A Symbolic Neural Network Representation and its Application to Understanding, Verifying, and Patching Networks
This work addresses the challenge of understanding, verifying, and patching neural networks, particularly for safety-critical domains like aircraft systems, though it appears incremental as it builds on existing symbolic methods for network analysis.
The authors tackled the problem of analyzing and manipulating trained neural networks by proposing a symbolic representation for piecewise-linear networks, enabling translation into finite sets of affine functions. They demonstrated its application to computing weakest preconditions for visualizing advisories in an aircraft collision avoidance system, strongest postconditions for bounded model checking on neural network controllers, and patching to correct user-specified behaviors.

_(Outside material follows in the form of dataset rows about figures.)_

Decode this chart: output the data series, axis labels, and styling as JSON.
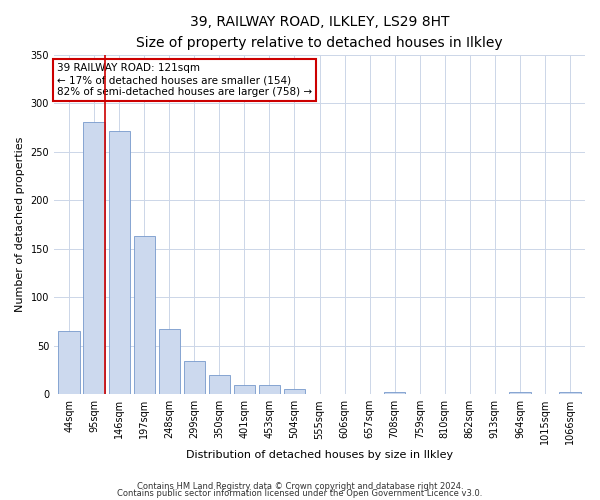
{
  "title1": "39, RAILWAY ROAD, ILKLEY, LS29 8HT",
  "title2": "Size of property relative to detached houses in Ilkley",
  "xlabel": "Distribution of detached houses by size in Ilkley",
  "ylabel": "Number of detached properties",
  "categories": [
    "44sqm",
    "95sqm",
    "146sqm",
    "197sqm",
    "248sqm",
    "299sqm",
    "350sqm",
    "401sqm",
    "453sqm",
    "504sqm",
    "555sqm",
    "606sqm",
    "657sqm",
    "708sqm",
    "759sqm",
    "810sqm",
    "862sqm",
    "913sqm",
    "964sqm",
    "1015sqm",
    "1066sqm"
  ],
  "values": [
    65,
    281,
    272,
    163,
    67,
    34,
    20,
    9,
    10,
    5,
    0,
    0,
    0,
    2,
    0,
    0,
    0,
    0,
    2,
    0,
    2
  ],
  "bar_color": "#ccd9ee",
  "bar_edge_color": "#7799cc",
  "vline_color": "#cc0000",
  "ylim": [
    0,
    350
  ],
  "yticks": [
    0,
    50,
    100,
    150,
    200,
    250,
    300,
    350
  ],
  "annotation_text": "39 RAILWAY ROAD: 121sqm\n← 17% of detached houses are smaller (154)\n82% of semi-detached houses are larger (758) →",
  "annotation_box_color": "#ffffff",
  "annotation_box_edge": "#cc0000",
  "footnote1": "Contains HM Land Registry data © Crown copyright and database right 2024.",
  "footnote2": "Contains public sector information licensed under the Open Government Licence v3.0.",
  "bg_color": "#ffffff",
  "grid_color": "#ccd6e8",
  "title_fontsize": 10,
  "subtitle_fontsize": 9,
  "axis_label_fontsize": 8,
  "tick_fontsize": 7,
  "annotation_fontsize": 7.5,
  "footnote_fontsize": 6
}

Analysis and manipulation of trained neural networks is a challenging and important problem. We propose a symbolic representation for piecewise-linear neural networks and discuss its efficient computation. With this representation, one can translate the problem of analyzing a complex neural network into that of analyzing a finite set of affine functions. We demonstrate the use of this representation for three applications. First, we apply the symbolic representation to computing weakest preconditions on network inputs, which we use to exactly visualize the advisories made by a network meant to operate an aircraft collision avoidance system. Second, we use the symbolic representation to compute strongest postconditions on the network outputs, which we use to perform bounded model checking on standard neural network controllers. Finally, we show how the symbolic representation can be combined with a new form of neural network to perform patching; i.e., correct user-specified behavior of the network.